Last year, the Marlins brought in Starling Marte on a move that was bold and fun and a little unexpected. They’re sending him out in the same way.
Miami’s Wednesday afternoon deal with Oakland will send Marte to the A’s in exchange for pitcher Jesús Luzardo—a one-for-one swap that trades one of the best rental bats on the market for an intriguing young pitcher. (Miami will pay the $4 million remaining on Marte’s contract.) For Oakland, it’s a clear message about how the team views its playoff chances, with the front office trying to make a statement as it holds on to a wild-card berth. For Miami, it’s a big swing on a pitcher who has lost some of his prospect luster but still has the potential to bolster an exciting, young rotation. The result is a deadline move that feels somewhat rare—a one-for-one deal of major-league players, between two teams in quite different places, that nonetheless makes sense for both sides.
Let’s start with Oakland. A playoff spot seems highly likely for the A’s at this point, but so, too, does their third wild-card exit in four years. To improve their chances of a serious, sustained run, they needed to create some action at the deadline.
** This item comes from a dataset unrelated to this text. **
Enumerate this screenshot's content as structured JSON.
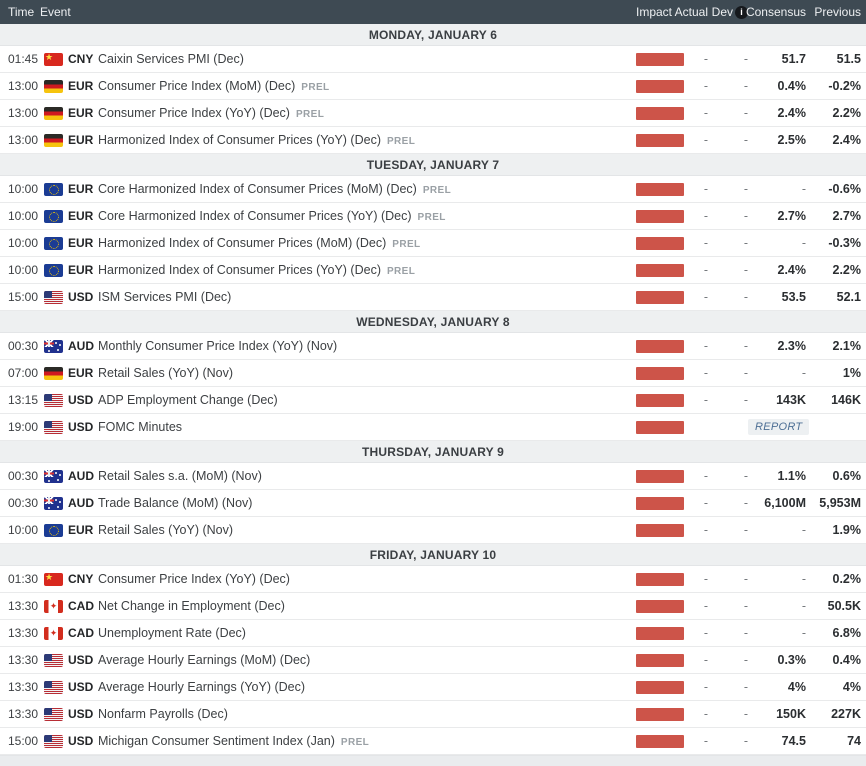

And this more than qualifies: Marte was one of the strongest hitters available. The 32-year-old has a long track record of consistent production but is currently having one of his best seasons yet at the plate (136 OPS+). As a team, Oakland’s offense has been solid but not spectacular, and this is the sort of addition that might help push them over the edge. They don’t need Marte to play his traditional centerfield—though he might—but wherever he ends up, a trio of him, Ramón Laureano and Mark Canha should mean that one of baseball’s strongest outfields will now be in Oakland.
Which, of course, comes at a price—even for a short-term rental. But this is one that seems logical for the A’s. After they acquired Luzardo at the deadline in 2017, he eventually rose to become not just their top overall prospect, but one of the top pitching prospects in all of baseball. He’s certainly shown glimmers of that promise. But he’s also grappled with injuries, and he’s in the middle of a dreadful season that saw him sent back to Triple-A, where he didn’t seem to benefit from the change of scenery. This doesn’t mean that he won’t eventually get back on track. But it does mean that he seemed to be having difficulty doing it in Oakland. And given the other pitching the team has developed recently—Cole Irvin and James Kaprielian—it makes sense that the front office would be willing to part with Luzardo.
And it makes just as much sense that he would receive strong interest from the Marlins. This is an organization that has grown a strong reputation in recent years for working with young pitching, and there are still reasons to believe in 23-year-old Luzardo, his velocity chief among them. He faces a wide range of potential outcomes here. But with four-plus years of team control remaining, there’s space to entertain all of them, and if he ends up being closer to a middle-of-the-rotation starter than to the ace he was originally projected as—in exchange for two months of Marte and $4 million, for what could be four seasons to come, that should be more than satisfying for Miami. And who knows? Maybe, with the right tweaks, he still is that top-tier talent. Maybe he’ll end up working in the bullpen, where he debuted with success in 2019, or maybe he won’t have success with any of the above. But the potential shines brightly enough to be a chance worth taking.
The Marlins could have flipped Marte for a prospect package; as of a few days ago, that seemed likely, with rumors buzzing around teams like the Giants, Yankees and Astros. Instead, with the A’s, they found a trade partner offering a single, high-upside player who could potentially have a serious impact soon. Crucially, it continues to establish Miami’s rotation as a real strength. With the right breaks—particularly when it comes to health—a starting five of Luzardo, Sixto Sánchez, Sandy Alcantara, Trevor Rogers and Pablo Lopez could easily end up being among the best in MLB. The oldest of that group is just 25. In other words, there’s an awful lot to like here, even if it should take some more action to translate to a winning team. It’s a rotation that could set the team up for remarkable success—or at least the ability to trade from a place of strength, if the Marlins eventually decide to bolster their lineup, by giving them the option to move one or more of these pitchers while still keeping enough depth for a good rotation.
Marte, unsurprisingly, was the subject of significant trade chatter this July. But there wasn’t much talk about a move like this—to a team who was unlikely to be able to extend him, like Oakland, or in exchange for a single major-leaguer, rather than a prospect set. Which might seem familiar in tone, at least, if not in substance. Rewind to when Miami acquired Marte last August. There was widespread expectation that he would be sold—he was one of the best hitters on the market. But to be bought by the pandemic-hodgepodge fringe contenders, the Marlins? It wasn’t the biggest splash of the deadline. But there was a strong argument that it was the most intriguing. Which fits this, too. There was, again, widespread expectation that Marte would be traded—still one the best hitters on the market! But to the A’s, apparently not content to settle for another wild-card loss, straight up for a pitcher like Luzardo? There should be bigger trades to come this deadline. But there might not be another one that is as straightforwardly fun.